Fusion des Maths Sciences et Informatiques

Accueil > Projets > FXMessages X1, X4 ... > Développement du système MathNat pour la formalisation automatique des textes (...)

Développement du système MathNat pour la formalisation automatique des textes mathématiques par Humayoun Muhammad

jeudi 27 juin 2019, par ScientificWare

Humayoun Muhammad. Développement du système MathNat pour la formalisation automatique des textes mathématiques. Mathématiques générales [math.GM]. Université de Grenoble, 2012. Français. NNT : 2012GRENM001. tel-00680095

There is a wide gap between the language of mathematics and its formalized versions.
The term “language of mathematics” or “mathematical language” refers to prose that the mathematician uses in authoring textbooks and publications. It mainly consists of natural language, symbolic expressions and notations. It is flexible, structured and semantically well-understood by mathematicians.
However, it is very difficult to formalize it automatically. Some of the main reasons are : complex and rich linguistic features of natural language and its inherent ambiguity ; intermixing of natural language with symbolic mathematics causing problems which are unique of its kind, and therefore, posing more ambiguity ; and the possibility of containing reasoning gaps, which are hard to fill using the current state of art theorem provers (both automated and interactive).
One way to work around this problem is to abandon the use of the language of mathematics. Therefore in current state of art of theorem proving, mathematics is formalized manually in very precise, specific and well-defined logical systems. The languages supported by these systems impose strong restrictions. For instance, these languages have non-ambiguous syntax with a limited number of possible syntactic constructions.
This enterprise divides the world of mathematics in two groups. The first group consists of a vast majority of mathematicians whose rely on the language of mathematics only. In contrast, the second group consists of a minority of mathematicians. They use formal systems such as theorem provers (interactive ones mostly) in addition to the language of mathematics.
To bridge the gap between the language of mathematics and its formalized versions, we may ask the following gigantic question :
Can we build a program that understands the language of mathematics used by mathematicians and can we mechanically verify its correctness ?

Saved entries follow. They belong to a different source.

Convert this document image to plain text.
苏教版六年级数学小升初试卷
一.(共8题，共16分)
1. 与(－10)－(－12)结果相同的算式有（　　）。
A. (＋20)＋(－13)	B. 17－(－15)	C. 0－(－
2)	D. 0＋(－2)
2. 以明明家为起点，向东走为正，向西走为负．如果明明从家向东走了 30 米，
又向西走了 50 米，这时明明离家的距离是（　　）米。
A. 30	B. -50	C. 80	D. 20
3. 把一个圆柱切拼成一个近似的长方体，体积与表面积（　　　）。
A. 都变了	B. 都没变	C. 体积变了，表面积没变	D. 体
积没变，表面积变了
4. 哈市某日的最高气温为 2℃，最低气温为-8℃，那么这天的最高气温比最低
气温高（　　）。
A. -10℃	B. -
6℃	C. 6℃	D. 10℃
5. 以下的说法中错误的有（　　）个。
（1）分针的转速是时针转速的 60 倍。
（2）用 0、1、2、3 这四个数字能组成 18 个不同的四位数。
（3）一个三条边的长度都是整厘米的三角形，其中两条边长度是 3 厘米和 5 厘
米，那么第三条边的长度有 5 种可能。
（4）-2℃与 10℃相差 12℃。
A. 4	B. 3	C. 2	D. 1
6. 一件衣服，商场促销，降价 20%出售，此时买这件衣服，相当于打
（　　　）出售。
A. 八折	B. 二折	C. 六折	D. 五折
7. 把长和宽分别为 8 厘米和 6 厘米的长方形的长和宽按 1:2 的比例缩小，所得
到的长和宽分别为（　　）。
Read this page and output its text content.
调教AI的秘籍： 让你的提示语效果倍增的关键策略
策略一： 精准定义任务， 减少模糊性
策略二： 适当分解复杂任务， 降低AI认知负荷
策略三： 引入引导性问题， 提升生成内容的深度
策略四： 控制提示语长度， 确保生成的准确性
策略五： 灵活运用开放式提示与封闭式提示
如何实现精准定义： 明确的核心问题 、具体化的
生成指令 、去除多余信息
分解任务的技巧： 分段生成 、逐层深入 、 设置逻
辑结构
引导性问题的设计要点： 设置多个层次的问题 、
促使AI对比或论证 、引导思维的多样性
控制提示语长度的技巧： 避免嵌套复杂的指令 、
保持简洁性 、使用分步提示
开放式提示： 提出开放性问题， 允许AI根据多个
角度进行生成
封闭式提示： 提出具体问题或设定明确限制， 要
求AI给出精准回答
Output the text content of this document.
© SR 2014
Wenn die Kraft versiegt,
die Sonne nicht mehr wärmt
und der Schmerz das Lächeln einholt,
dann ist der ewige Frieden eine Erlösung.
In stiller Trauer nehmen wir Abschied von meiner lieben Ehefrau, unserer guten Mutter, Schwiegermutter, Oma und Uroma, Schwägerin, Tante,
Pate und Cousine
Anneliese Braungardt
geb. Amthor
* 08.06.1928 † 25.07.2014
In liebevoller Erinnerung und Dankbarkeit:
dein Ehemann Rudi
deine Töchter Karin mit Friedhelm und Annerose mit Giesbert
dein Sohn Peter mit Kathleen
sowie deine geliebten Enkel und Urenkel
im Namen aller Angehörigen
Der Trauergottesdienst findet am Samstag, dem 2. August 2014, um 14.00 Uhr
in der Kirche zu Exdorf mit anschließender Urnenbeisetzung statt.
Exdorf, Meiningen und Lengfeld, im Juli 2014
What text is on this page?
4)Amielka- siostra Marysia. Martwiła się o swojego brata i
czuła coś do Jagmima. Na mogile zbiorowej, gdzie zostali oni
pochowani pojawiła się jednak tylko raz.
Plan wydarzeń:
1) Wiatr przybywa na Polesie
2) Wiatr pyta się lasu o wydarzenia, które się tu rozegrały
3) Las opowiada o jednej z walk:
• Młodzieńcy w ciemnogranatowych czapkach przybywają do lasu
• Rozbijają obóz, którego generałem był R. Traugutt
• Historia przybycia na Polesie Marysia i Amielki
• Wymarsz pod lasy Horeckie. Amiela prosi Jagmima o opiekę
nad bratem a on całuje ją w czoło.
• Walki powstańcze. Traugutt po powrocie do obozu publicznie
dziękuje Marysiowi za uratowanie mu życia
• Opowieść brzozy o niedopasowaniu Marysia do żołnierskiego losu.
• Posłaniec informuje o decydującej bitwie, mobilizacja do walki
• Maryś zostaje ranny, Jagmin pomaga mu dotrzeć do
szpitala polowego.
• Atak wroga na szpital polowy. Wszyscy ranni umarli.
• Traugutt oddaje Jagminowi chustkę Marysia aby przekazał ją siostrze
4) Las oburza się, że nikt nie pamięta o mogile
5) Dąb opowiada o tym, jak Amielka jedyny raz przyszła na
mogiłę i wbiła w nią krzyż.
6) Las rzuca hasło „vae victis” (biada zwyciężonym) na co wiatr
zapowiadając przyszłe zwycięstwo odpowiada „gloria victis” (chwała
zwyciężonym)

This problem can naturally be divided in two sub-problems, both very hard :
1. Parsing mathematical texts (mainly proofs) and translating those parse trees to a formal language after resolving linguistic issues.
2. Validation of this formal version of mathematics.
The project MathNat (Mathematics in controlled Natural language) aims at being the first step towards solving this problem, focusing mainly on the first question.

For that, first, we develop a Controlled Language for Mathematics (CLM) which is a precisely defined subset of English with restricted grammar and lexicon. To make CLM natural and expressive, we support important linguistic features such as anaphoric pronouns and references, rephrasing of a sentence in multiple ways, the proper handling of distributive and collective readings and so on. The coverage of CLM at the moment is yet rather small and to be improved as the project keeps evolving in future.

Second, we develop MathAbs (Mathematical language). It is a prover independent formal language to represent the semantics of CLM texts preserving its logical and reasoning structure. MathAbs is designed as an intermediate language between CLM and the formal languages of theorem provers, allowing proof checking.

Third, we propose a system that can automatically translate CLM to MathAbs, giving a precise semantics to CLM. We consider that formalizing mathematics automatically in such a formal language that has a precise semantics is an important progress even if it can’t always be proof-checked.
This brings us to the second question for which we report a very limited work.
We only translate MathAbs to the first-order formulas. If we feed these formulas to the automated theorem provers (ATPs), then fundamentally the ATPs should be able to validate them sometimes. In other words, the resulting MathAbs document is not completely verifiable for the moment, but it represents an opportunity for the mathematician to write mathematical text (mainly proofs) without becoming expert of any theorem prover.

Keywords : Computational linguistics, Language technology, Controlled languages, The language of mathematics, Formalization, Formal systems, Validation, Proof checking.